Am 9. März kam ein Patient, der kurz davor aus Europa zurückgereist war, ins private St. Augustin Krankenhaus in Durban, einer Küstenstadt im Osten von Südafrika. Er zeigte Covid-19-ähnliche Symptome und blieb nur wenige Stunden im Spital – lange genug aber, um eine andere, ältere Patientin im gleichen Bereich der Notfallabteilung anzustecken. Das ist der Beginn der bisher genauesten Rekonstruktion einer Infektionskette innerhalb eines Krankenhauses, das nun Forscher auf der Website des St. Augustin Krankenhauses vorgestellt haben.

Es lag am medizinischen Personal

Die ältere Patientin, sie war wegen eines Schlaganfalls in der Notambulanz, bekam am 13. März Fieber und steckte vermutlich die erste Mitarbeiterin des Spitals an – eine Krankenschwester, die vier Tage später ebenfalls Symptome zeigte. Auch vier Patienten dürfte die ältere Patientin angesteckt haben, darunter eine 46-jährige Asthmatikerin – die später ebenso starb wie die Schlaganfallpatientin. Danach ging es Schlag auf Schlag: Bis Ende April steckten sich fast 120 Patienten und Krankenhausmitarbeiter an, 15 von ihnen starben – die meisten von ihnen ältere Personen mit Vorerkrankungen.

Generell hätten die Patientinnen und Patienten bei den Infektionen eine weit geringere Rolle gespielt als die Ärzte, Ärztinnen und das Pflegepersonal. „Wir denken, das Virus verbreitete sich vor allem über deren Hände und gemeinsam genutzte Geräte wie Fieberthermometer, Blutdruckmess-Manschetten und Stethoskope“, sagt der Infektiologe und Studienleiter Richard Lessells. Wie er gegenüber der Fachzeitschrift „Science“ betonte, gab es keine Hinweise auf eine nennenswerte Übertragung über die Luft.

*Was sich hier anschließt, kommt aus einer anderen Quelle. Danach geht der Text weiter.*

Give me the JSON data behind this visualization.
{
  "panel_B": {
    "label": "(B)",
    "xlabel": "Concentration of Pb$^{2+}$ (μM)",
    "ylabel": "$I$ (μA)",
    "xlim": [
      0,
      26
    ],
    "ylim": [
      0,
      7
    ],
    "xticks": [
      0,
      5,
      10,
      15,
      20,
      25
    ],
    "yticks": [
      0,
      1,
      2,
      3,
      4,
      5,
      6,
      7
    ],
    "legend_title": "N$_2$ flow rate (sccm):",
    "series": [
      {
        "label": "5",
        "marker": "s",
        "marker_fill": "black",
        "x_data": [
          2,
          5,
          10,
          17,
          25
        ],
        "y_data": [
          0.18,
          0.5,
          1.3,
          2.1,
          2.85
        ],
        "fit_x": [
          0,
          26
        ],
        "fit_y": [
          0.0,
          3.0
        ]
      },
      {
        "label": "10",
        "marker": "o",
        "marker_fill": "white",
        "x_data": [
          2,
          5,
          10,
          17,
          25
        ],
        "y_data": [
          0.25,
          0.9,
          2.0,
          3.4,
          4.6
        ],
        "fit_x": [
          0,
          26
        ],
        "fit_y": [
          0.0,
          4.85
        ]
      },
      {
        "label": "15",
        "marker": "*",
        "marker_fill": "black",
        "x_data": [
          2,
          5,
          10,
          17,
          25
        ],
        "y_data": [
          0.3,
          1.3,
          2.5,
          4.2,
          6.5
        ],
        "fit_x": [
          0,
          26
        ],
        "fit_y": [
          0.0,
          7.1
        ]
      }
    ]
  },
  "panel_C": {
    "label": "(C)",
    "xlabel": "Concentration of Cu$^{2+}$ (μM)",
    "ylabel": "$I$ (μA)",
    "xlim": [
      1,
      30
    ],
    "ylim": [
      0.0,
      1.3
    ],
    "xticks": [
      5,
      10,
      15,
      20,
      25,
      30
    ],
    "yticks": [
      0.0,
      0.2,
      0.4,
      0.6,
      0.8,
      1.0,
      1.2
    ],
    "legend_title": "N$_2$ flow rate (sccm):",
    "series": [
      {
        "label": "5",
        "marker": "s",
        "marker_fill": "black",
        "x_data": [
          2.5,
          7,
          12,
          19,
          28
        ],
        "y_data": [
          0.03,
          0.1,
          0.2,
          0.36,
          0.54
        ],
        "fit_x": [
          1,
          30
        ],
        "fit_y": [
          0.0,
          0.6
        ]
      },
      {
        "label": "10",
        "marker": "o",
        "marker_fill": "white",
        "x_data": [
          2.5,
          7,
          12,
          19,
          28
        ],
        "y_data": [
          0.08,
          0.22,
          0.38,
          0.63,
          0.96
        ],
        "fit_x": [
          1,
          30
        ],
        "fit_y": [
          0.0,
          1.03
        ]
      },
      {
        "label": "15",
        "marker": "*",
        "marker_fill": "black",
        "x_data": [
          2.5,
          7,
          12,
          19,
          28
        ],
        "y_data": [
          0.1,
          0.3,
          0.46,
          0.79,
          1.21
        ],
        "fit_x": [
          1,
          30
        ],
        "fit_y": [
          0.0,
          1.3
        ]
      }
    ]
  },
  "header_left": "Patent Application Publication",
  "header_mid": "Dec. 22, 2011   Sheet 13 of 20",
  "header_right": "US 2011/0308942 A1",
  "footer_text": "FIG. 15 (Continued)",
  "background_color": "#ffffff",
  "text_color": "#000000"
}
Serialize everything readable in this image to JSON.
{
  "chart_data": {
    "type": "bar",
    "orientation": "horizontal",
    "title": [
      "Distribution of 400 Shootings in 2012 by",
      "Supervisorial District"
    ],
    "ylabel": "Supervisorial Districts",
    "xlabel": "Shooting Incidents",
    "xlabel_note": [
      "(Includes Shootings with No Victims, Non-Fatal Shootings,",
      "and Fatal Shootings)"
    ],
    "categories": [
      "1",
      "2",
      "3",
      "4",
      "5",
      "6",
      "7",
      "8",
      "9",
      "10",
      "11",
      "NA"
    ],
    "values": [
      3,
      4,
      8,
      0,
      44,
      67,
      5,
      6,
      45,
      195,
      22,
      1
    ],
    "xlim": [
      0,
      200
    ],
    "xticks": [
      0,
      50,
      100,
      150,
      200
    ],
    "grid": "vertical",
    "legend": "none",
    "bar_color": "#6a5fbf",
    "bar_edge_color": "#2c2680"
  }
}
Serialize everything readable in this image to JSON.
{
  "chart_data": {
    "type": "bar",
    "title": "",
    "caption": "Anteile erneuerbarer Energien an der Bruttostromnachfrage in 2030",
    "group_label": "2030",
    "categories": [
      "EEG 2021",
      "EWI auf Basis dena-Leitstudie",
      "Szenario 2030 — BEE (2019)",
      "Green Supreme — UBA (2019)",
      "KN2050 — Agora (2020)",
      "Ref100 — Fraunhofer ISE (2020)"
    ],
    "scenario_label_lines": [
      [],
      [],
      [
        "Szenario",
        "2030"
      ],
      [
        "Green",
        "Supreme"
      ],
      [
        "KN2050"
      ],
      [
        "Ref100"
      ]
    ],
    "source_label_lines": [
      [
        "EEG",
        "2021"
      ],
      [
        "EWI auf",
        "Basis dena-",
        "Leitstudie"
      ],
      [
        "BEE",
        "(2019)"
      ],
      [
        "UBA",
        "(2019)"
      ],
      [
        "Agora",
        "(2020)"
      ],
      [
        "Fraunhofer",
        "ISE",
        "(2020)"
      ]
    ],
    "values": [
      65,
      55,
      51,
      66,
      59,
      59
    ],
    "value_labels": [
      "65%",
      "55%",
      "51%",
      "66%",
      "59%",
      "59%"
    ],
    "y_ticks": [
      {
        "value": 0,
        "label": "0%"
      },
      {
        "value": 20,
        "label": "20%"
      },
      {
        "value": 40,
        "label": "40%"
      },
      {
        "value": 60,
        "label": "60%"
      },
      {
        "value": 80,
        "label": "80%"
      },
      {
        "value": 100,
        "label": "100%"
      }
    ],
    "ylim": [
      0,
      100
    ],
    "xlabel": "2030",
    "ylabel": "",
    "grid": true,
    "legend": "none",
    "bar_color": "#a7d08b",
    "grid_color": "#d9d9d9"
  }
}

Ideale Bedingungen für Rekonstruktion

Laut Lessells habe es in dem Fall „ideale Bedingungen“ gegeben, um die Infektionskette an einem Krankenhaus zu rekonstruieren. Während es Anfang März in Europa bereits zu viele Fälle gab, konnte man den Eintritt des Virus in das St. Augustin Spital eindeutig auf einen ersten Patienten zurückführen. Der erste importierte Coronavirus-Fall wurde in Südafrika am 6. März dokumentiert, nur drei Tage vor dem St.-Augustin-Patienten. Das mache es unwahrscheinlich, dass sich dieser woanders angesteckt habe. Erbgut-Untersuchungen von 18 Coronavirus-Infizierten in dem Sptial bestätigten den gleichen Ursprung des Erregers.

Wie die Forscher betonen, handle es sich bei der Studie um keine Suche nach Schuldigen, sondern um eine wissenschaftliche Aufarbeitung samt hygienischer und organisatorischer Verbesserungsvorschläge. Diese seien mittlerweile alle befolgt worden.